Implement RandomCrop transform #1070

scotts · 2025-11-21T03:35:14Z

Implements torchcodec.transforms.RandomCrop and also accepts torchvision.transforms.v2.RandomCrop. The key difference between this capability and Resize is that we need to:

Compute a random location in the image to crop.
And it must match exactly what TorchVision does.

Short version of how we accomplish this:

If you give us the TorchVision object, we call make_params() on it to get the computed location.
If you don't, we do the same calculation in TorchCodec. We'll need to use testing and code review to make sure these stay aligned.

Working on this transform also made me realize that DecoderTransform and its subclasses are not dataclasses. I initially thought they would just be bags of values.

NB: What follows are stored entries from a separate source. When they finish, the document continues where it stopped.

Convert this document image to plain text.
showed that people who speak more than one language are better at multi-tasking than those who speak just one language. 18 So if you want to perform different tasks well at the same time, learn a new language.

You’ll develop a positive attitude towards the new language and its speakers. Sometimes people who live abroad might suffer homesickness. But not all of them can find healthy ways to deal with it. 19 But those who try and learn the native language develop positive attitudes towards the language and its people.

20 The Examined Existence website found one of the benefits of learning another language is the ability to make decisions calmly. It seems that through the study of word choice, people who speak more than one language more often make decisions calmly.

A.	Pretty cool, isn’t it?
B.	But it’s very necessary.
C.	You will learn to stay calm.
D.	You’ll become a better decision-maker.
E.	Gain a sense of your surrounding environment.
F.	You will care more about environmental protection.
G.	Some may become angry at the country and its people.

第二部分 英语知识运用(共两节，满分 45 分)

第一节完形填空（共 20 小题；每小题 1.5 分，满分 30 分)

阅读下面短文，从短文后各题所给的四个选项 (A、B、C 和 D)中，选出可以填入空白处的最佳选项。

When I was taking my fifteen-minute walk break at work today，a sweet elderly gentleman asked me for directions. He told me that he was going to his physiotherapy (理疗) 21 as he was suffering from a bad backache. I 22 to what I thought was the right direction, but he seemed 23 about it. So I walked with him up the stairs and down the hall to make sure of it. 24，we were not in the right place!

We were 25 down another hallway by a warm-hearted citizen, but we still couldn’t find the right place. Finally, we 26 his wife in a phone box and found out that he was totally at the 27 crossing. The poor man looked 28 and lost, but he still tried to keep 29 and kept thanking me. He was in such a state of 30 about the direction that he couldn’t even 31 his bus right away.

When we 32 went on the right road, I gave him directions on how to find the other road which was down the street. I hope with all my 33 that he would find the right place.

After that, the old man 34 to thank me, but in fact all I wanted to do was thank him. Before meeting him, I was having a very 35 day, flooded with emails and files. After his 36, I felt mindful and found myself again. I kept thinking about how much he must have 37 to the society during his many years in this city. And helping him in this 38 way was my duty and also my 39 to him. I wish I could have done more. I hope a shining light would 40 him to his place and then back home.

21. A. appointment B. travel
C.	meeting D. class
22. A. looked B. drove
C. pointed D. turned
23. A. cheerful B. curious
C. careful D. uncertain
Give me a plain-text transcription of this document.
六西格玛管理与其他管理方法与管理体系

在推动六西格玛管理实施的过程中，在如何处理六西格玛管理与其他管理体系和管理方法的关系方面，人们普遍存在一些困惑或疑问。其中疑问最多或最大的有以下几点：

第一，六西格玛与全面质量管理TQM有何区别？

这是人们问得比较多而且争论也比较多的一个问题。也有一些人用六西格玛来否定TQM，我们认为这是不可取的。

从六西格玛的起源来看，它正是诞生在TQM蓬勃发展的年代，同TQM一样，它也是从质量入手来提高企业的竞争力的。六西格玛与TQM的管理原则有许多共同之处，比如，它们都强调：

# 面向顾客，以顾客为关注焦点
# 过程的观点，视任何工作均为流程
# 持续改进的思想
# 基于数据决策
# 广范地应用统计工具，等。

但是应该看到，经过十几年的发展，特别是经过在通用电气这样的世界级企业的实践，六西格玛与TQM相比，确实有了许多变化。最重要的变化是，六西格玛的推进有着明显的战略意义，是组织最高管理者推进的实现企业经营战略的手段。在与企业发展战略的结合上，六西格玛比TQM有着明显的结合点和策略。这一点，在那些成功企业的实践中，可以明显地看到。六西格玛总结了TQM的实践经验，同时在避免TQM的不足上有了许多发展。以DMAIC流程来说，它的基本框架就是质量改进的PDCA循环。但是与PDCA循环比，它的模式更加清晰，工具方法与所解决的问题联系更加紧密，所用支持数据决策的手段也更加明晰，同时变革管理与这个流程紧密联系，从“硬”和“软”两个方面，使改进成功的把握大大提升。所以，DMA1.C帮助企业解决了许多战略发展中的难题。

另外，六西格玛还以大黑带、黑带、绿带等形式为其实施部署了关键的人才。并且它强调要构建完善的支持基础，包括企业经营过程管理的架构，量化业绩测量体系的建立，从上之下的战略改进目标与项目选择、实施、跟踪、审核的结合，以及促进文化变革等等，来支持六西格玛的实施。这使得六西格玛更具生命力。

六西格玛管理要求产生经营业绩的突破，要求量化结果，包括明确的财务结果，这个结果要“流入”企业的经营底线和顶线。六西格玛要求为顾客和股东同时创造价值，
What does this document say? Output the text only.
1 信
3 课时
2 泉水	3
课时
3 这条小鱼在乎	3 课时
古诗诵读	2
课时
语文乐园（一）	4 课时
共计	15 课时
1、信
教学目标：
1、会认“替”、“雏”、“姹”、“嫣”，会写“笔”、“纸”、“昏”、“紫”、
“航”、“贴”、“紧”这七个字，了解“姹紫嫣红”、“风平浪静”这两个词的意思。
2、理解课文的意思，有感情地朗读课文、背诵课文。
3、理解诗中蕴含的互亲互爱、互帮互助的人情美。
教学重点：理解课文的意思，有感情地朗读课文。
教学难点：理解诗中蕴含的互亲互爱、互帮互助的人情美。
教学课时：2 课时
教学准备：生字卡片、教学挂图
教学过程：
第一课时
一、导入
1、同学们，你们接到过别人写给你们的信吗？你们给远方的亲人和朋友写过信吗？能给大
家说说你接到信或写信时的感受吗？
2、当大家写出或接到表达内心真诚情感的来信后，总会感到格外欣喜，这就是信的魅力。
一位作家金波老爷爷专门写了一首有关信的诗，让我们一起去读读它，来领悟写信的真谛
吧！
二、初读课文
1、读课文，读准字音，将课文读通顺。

But they're growing to have significant methods and internal state not exposed to users. In a follow-up PR, I'll refactor these into normal classes, much like the TorchVision versions. I felt that was too disruptive to do in this PR.

scotts · 2025-11-22T03:04:33Z

src/torchcodec/_core/custom_ops.cpp

-  int x = checkedToPositiveInt(cropTransformSpec[3]);
-  int y = checkedToPositiveInt(cropTransformSpec[4]);
+  int x = checkedToNonNegativeInt(cropTransformSpec[3]);
+  int y = checkedToNonNegativeInt(cropTransformSpec[4]);


The location (0, 0) is a valid image location. 🤦

src/torchcodec/transforms/_decoder_transforms.py

src/torchcodec/decoders/_video_decoder.py

NicolasHug

Thanks @scotts , this looks great!

src/torchcodec/decoders/_video_decoder.py

src/torchcodec/transforms/_decoder_transforms.py

test/test_transform_ops.py

NicolasHug · 2025-11-28T14:29:22Z

test/test_transform_ops.py

+        ]:
+            frame_random_crop = decoder_random_crop[frame_index]
+            frame_random_crop_tv = decoder_random_crop_tv[frame_index]
+            assert_frames_equal(frame_random_crop, frame_random_crop_tv)


I forgot to mention it earlier but almost everywhere in this file we might want to use torch.testing.assert_close instead of our own assert_frames_equal, because assert_frames_equal is less strict on other platforms like GPU (not supported yet by transforms) or Mac, Windows, and potentially soon aarch64.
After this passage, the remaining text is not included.